L’ideale è, ovviamente, non attendere l’occasione delle vacanze per fare i controlli principali, ma sottoporre ad una periodica manutenzione l’auto, in modo da prolungarne la vita ed evitare spese per la sostituzione di pezzi e componenti, danneggiati più dall’incuria che dall’utilizzo.

Se si escludono le verifiche allo stato degli pneumatici e alle condizioni dell’impianto frenante, entrambi essenziali per la sicurezza alla guida, vi sono altri controlli, come ad esempio quelli dei liquidi del veicolo, che contribuiscono ad affrontare con una maggiore tranquillità i lunghi viaggi.

L’olio del motore

Se paragonate alle auto di qualche anno fa, quelle che troviamo sulle strade al giorno d’oggi non necessitano praticamente mai di rabbocchi, tra un cambio dell’olio e l’altro. Quest’operazione, precedentemente, era invece necessaria in più di qualche occasione, in quanto i motori consumavano molto più olio di quelli odierni.

Oggi la tecnologia ha fatto notevoli passi in avanti e quindi è sufficiente un controllo ogni 1.000 km che, nella maggior part, dei casi, porta ad un nulla di fatto: l’olio verrà sostituito quasi sicuramente al tagliando successivo.

Il controllo periodico non va tuttavia tralasciato, in quanto è possibile che delle guarnizioni si siano allentate o usurate e quindi il consumo di olio aumenta di conseguenza.
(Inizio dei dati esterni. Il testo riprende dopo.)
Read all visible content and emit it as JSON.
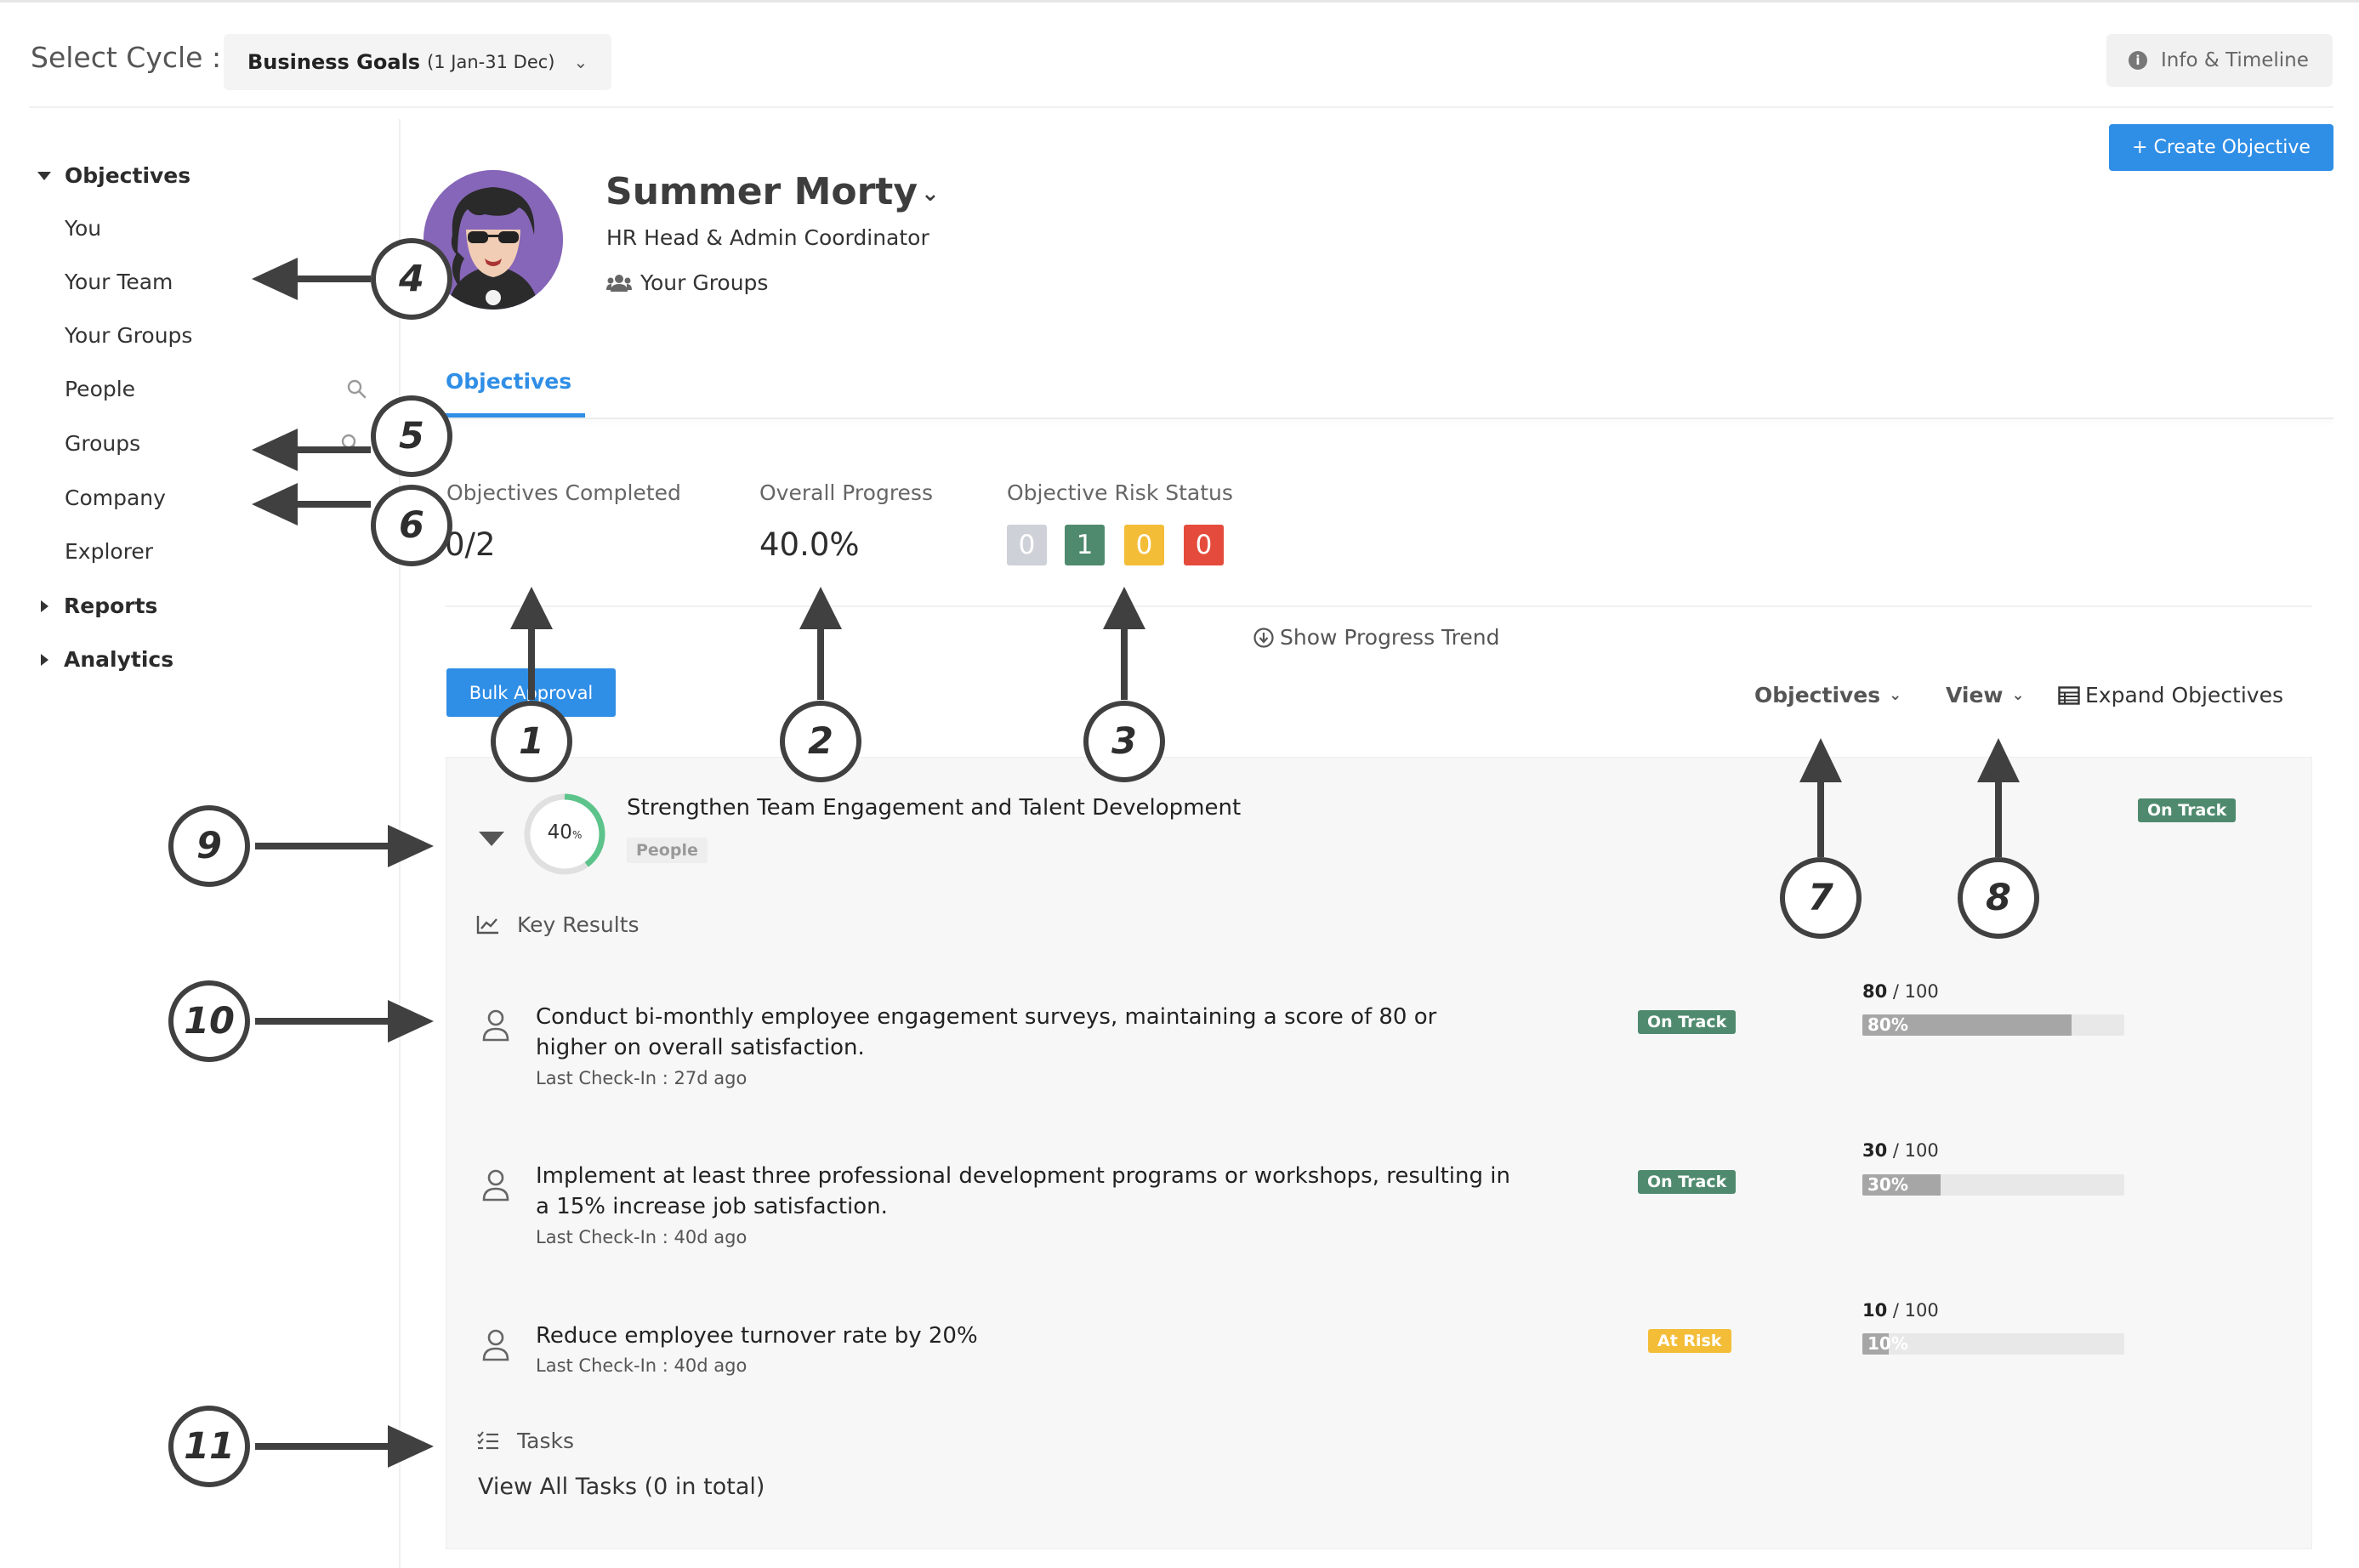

La verifica può essere effettuata da chiunque, in quanto è sufficiente utilizzare l’astina che si trova all’ingresso del serbatoio.

Il liquido di raffreddamento

Anche il controllo del liquido del raffreddamento motore rientra tra le operazioni frequenti di manutenzione dell’auto e, come il precedente, anche questo va effettuato dopo aver lasciato l’auto in piano per almeno 5 minuti, al fine di lasciare che olio e liquidi si stabilizzino.

Dopo aver verificato il livello, si aggiungerà acqua distillata o acqua demineralizzata fino alla tacchetta che indica il limite massimo. È consigliabile aggiungere sempre del liquido antigelo: anche l’acqua distillata infatti bolle a 100°C e gela a 0°C.

Nonostante i rabbocchi, le condizioni del liquido andrebbero verificate ogni due anni da un meccanico il quale, ogni quattro anni, dovrebbe provvedere alla sostituzione completa.

Il liquido dei freni, della batteria e del tergicristalli

Anche l’impianto frenante utilizza un liquido, il cui livello non deve mai scendere al di sotto di una soglia minima. Sarà sufficiente verificare, guardando nel piccolo serbatoio apposito situato all’interno del vano motore. Anche in questo caso, si potrà procedere ad aggiungere del liquido, facilmente reperibile in commercio.

Solitamente, quando la quantità del liquido freni scende al di sotto del livello di guardia, l’apposita spia luminosa si accende. In questo caso, si dovrà correre ai ripari immediatamente per evitare di danneggiare l’impianto e per garantirsi una frenata sempre sicura.

Anche la batteria potrebbe avere necessità di un piccolo rabbocco, ma molto di rado. Sarà sufficiente controllare il livello di tanto in tanto ed eventualmente aggiungere acqua distillata, fino a quando il liquido raggiungerà la tacca. Attenzione, perché il coperchio della batteria dovrà essere mantenuto sempre pulito e asciutto.

L’ultima operazione di manutenzione auto da effettuare prima di mettersi in auto per un lungo viaggio è quella del liquido lavavetri. Si può mettere della semplice acqua di rubinetto o dell’acqua distillata, ma è consigliabile usare i liquidi appositi, forniti di antigelo e di un detergente che pulisce il vetro senza danneggiarlo.